Related: why letting an AI write to your CRM is safe.

Frequently asked questions

How can automation rules work without any server-side AI?
The server does everything that needs no model: it stores each rule as markdown, matches candidates by exact keyword and linked-person overlap, and returns the full text. Interpreting the rule and deciding what to do is left to the AI you connect. No model runs server-side, so the matching stays a pure, reproducible function.
What happens when several rules match the same event?
They are ranked deterministically. Each rule's score is the number of keyword overlaps plus the number of linked-person overlaps; higher scores sort first, and global rules, the ones with no keywords and no person scope, always sort last. The same event always produces the same order, so the agent sees the most specific rules first.
Why use exact matching instead of semantic matching for rules?
Determinism and auditability: a rule surfaces for keyword and person overlaps you can read and reproduce, never for something a model inferred. In exchange, matching stays literal rather than semantic. That is deliberate. When an agent wants fuzzier recall, it searches the rules instead.
Does "no server-side AI" mean the system has no AI at all?
No. The claim is narrower, and more honest: the server runs no model. Your connected assistant is a language model and does the interpreting and judging. The point is where inference happens: on your side, with the AI you chose.

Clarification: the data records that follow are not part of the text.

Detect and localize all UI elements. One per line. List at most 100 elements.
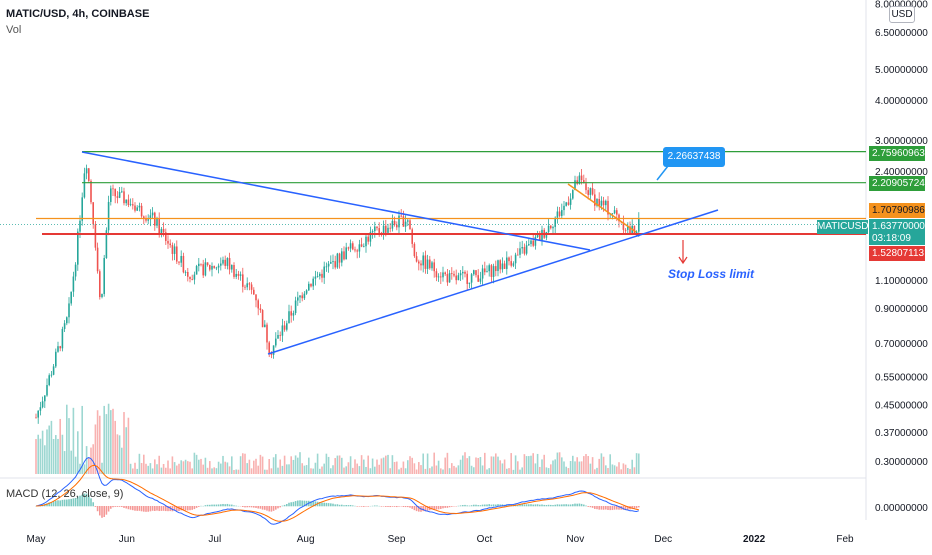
macd-histogram-bar xyxy=(224,504,226,506)
currency-badge[interactable]: USD xyxy=(889,6,915,23)
volume-bar xyxy=(53,439,55,474)
volume-bar xyxy=(249,460,251,474)
y-tick-label: 0.70000000 xyxy=(875,339,928,350)
candle-body xyxy=(198,264,200,266)
candle-body xyxy=(216,268,218,269)
volume-bar xyxy=(433,453,435,474)
macd-histogram-bar xyxy=(328,503,330,506)
macd-histogram-bar xyxy=(449,506,451,507)
volume-bar xyxy=(110,410,112,474)
macd-histogram-bar xyxy=(414,506,416,510)
volume-bar xyxy=(620,469,622,474)
candle-body xyxy=(332,261,334,262)
volume-bar xyxy=(506,469,508,474)
candle-body xyxy=(95,224,97,247)
volume-bar xyxy=(242,453,244,474)
candle-body xyxy=(570,199,572,205)
macd-histogram-bar xyxy=(495,505,497,507)
volume-bar xyxy=(328,457,330,474)
volume-bar xyxy=(372,459,374,474)
candle-body xyxy=(469,283,471,284)
macd-histogram-bar xyxy=(125,506,127,508)
candle-body xyxy=(86,168,88,173)
volume-bar xyxy=(625,465,627,474)
volume-bar xyxy=(387,455,389,474)
volume-bar xyxy=(123,412,125,474)
volume-bar xyxy=(165,468,167,474)
macd-histogram-bar xyxy=(447,506,449,508)
macd-histogram-bar xyxy=(284,505,286,506)
candle-body xyxy=(339,254,341,263)
y-tick-label: 0.90000000 xyxy=(875,304,928,315)
macd-histogram-bar xyxy=(185,506,187,510)
macd-histogram-bar xyxy=(488,504,490,506)
candle-body xyxy=(559,211,561,215)
candle-body xyxy=(328,264,330,267)
candle-body xyxy=(326,266,328,267)
candle-body xyxy=(563,206,565,210)
candle-body xyxy=(202,264,204,275)
volume-bar xyxy=(559,452,561,474)
volume-bar xyxy=(147,466,149,474)
candle-body xyxy=(568,202,570,204)
volume-bar xyxy=(568,468,570,474)
macd-histogram-bar xyxy=(59,500,61,506)
volume-bar xyxy=(488,468,490,474)
candle-body xyxy=(552,227,554,228)
macd-histogram-bar xyxy=(152,506,154,511)
volume-bar xyxy=(581,461,583,474)
candle-body xyxy=(587,190,589,195)
candle-body xyxy=(396,225,398,228)
volume-bar xyxy=(244,454,246,474)
volume-bar xyxy=(524,454,526,474)
macd-histogram-bar xyxy=(548,505,550,507)
macd-histogram-bar xyxy=(330,503,332,506)
candle-body xyxy=(374,226,376,231)
grid xyxy=(0,0,866,520)
volume-bar xyxy=(194,453,196,474)
candle-body xyxy=(462,272,464,273)
macd-histogram-bar xyxy=(339,505,341,506)
candle-body xyxy=(185,272,187,273)
macd-histogram-bar xyxy=(537,504,539,506)
candle-body xyxy=(601,201,603,206)
volume-bar xyxy=(477,458,479,474)
macd-histogram-bar xyxy=(273,506,275,511)
macd-histogram-bar xyxy=(541,504,543,506)
price-callout[interactable]: 2.26637438 xyxy=(663,147,725,167)
candle-body xyxy=(231,265,233,269)
volume-bar xyxy=(119,435,121,474)
volume-bar xyxy=(68,418,70,474)
volume-bar xyxy=(453,466,455,474)
macd-histogram-bar xyxy=(416,506,418,511)
macd-histogram-bar xyxy=(134,506,136,511)
candle-body xyxy=(458,275,460,280)
candle-body xyxy=(141,206,143,217)
candle-body xyxy=(464,272,466,274)
macd-histogram-bar xyxy=(376,506,378,507)
macd-histogram-bar xyxy=(249,506,251,507)
macd-histogram-bar xyxy=(605,506,607,509)
volume-bar xyxy=(389,468,391,474)
volume-bar xyxy=(227,462,229,474)
candle-body xyxy=(128,200,130,205)
candle-body xyxy=(526,245,528,253)
candle-body xyxy=(172,245,174,254)
volume-bar xyxy=(277,468,279,474)
volume-bar xyxy=(103,406,105,474)
macd-histogram-bar xyxy=(451,506,453,507)
candle-body xyxy=(416,256,418,261)
macd-histogram-bar xyxy=(233,505,235,506)
candle-body xyxy=(284,325,286,329)
candle-body xyxy=(411,229,413,244)
volume-bar xyxy=(268,459,270,474)
volume-bar xyxy=(557,453,559,474)
macd-histogram-bar xyxy=(323,503,325,507)
volume-bar xyxy=(209,461,211,474)
volume-bar xyxy=(376,460,378,474)
macd-histogram-bar xyxy=(436,506,438,509)
candle-body xyxy=(502,263,504,269)
candle-body xyxy=(389,228,391,229)
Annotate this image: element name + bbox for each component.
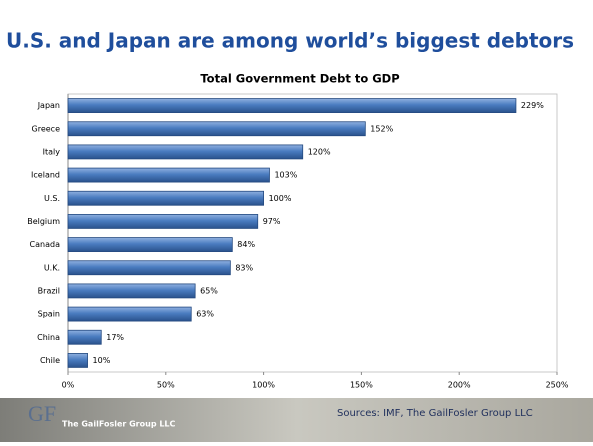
bar — [67, 98, 517, 113]
category-label: U.K. — [44, 263, 60, 272]
bar — [67, 329, 102, 345]
value-label: 17% — [106, 333, 124, 342]
x-tick-label: 50% — [157, 381, 175, 390]
bar — [67, 121, 366, 137]
x-tick-label: 100% — [252, 381, 275, 390]
bar — [67, 214, 259, 229]
category-label: Iceland — [31, 171, 60, 180]
category-label: Italy — [43, 147, 61, 156]
bar — [67, 260, 231, 276]
chart-title: Total Government Debt to GDP — [200, 72, 399, 86]
category-label: Greece — [32, 124, 61, 133]
bar — [67, 190, 265, 206]
footer-band — [0, 398, 593, 442]
category-label: Chile — [40, 356, 60, 365]
category-label: China — [37, 333, 60, 342]
value-label: 10% — [93, 356, 111, 365]
value-label: 97% — [263, 217, 281, 226]
category-label: Belgium — [27, 217, 60, 226]
category-label: Canada — [30, 240, 61, 249]
bar — [67, 306, 192, 322]
bar — [67, 283, 196, 299]
value-label: 65% — [200, 286, 218, 295]
category-label: Spain — [38, 310, 60, 319]
bar — [67, 353, 88, 368]
value-label: 83% — [235, 263, 253, 272]
value-label: 100% — [269, 194, 292, 203]
x-tick-label: 250% — [546, 381, 569, 390]
bar — [67, 167, 270, 183]
slide-title: U.S. and Japan are among world’s biggest… — [6, 29, 574, 53]
logo: GF — [28, 401, 56, 426]
source-note: Sources: IMF, The GailFosler Group LLC — [337, 408, 533, 419]
value-label: 84% — [237, 240, 255, 249]
x-tick-label: 150% — [350, 381, 373, 390]
company-name: The GailFosler Group LLC — [62, 420, 176, 429]
category-label: Japan — [37, 101, 60, 110]
value-label: 120% — [308, 147, 331, 156]
x-tick-label: 200% — [448, 381, 471, 390]
category-label: U.S. — [44, 194, 60, 203]
value-label: 229% — [521, 101, 544, 110]
x-tick-label: 0% — [62, 381, 75, 390]
bar — [67, 237, 233, 252]
category-label: Brazil — [38, 286, 60, 295]
value-label: 152% — [370, 124, 393, 133]
bar — [67, 144, 304, 160]
value-label: 63% — [196, 310, 214, 319]
value-label: 103% — [274, 171, 297, 180]
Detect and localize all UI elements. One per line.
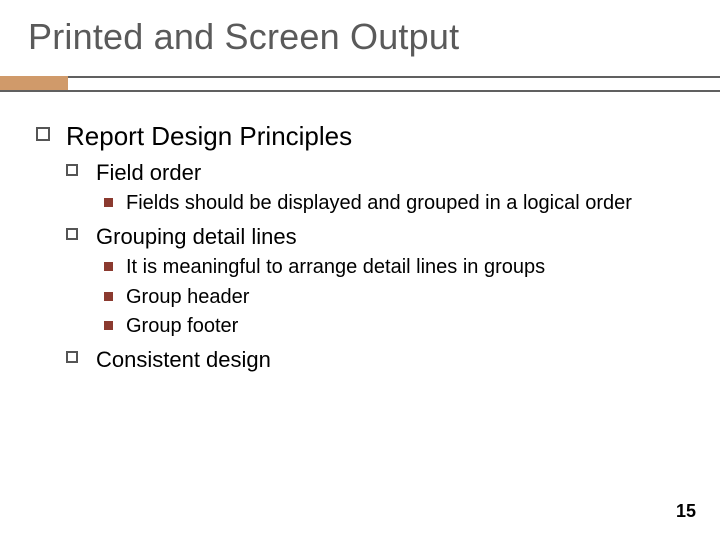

Can I run the AI on my own infrastructure with Historis?
Yes. Interpretation happens on your side over MCP, so you can point a self-hosted open-source model at Historis for sovereign inference. For the rules system it changes nothing: whichever model you bring, rules are matched server-side by the same deterministic logic, and your model only interprets the text it is handed; Historis itself is managed cloud only.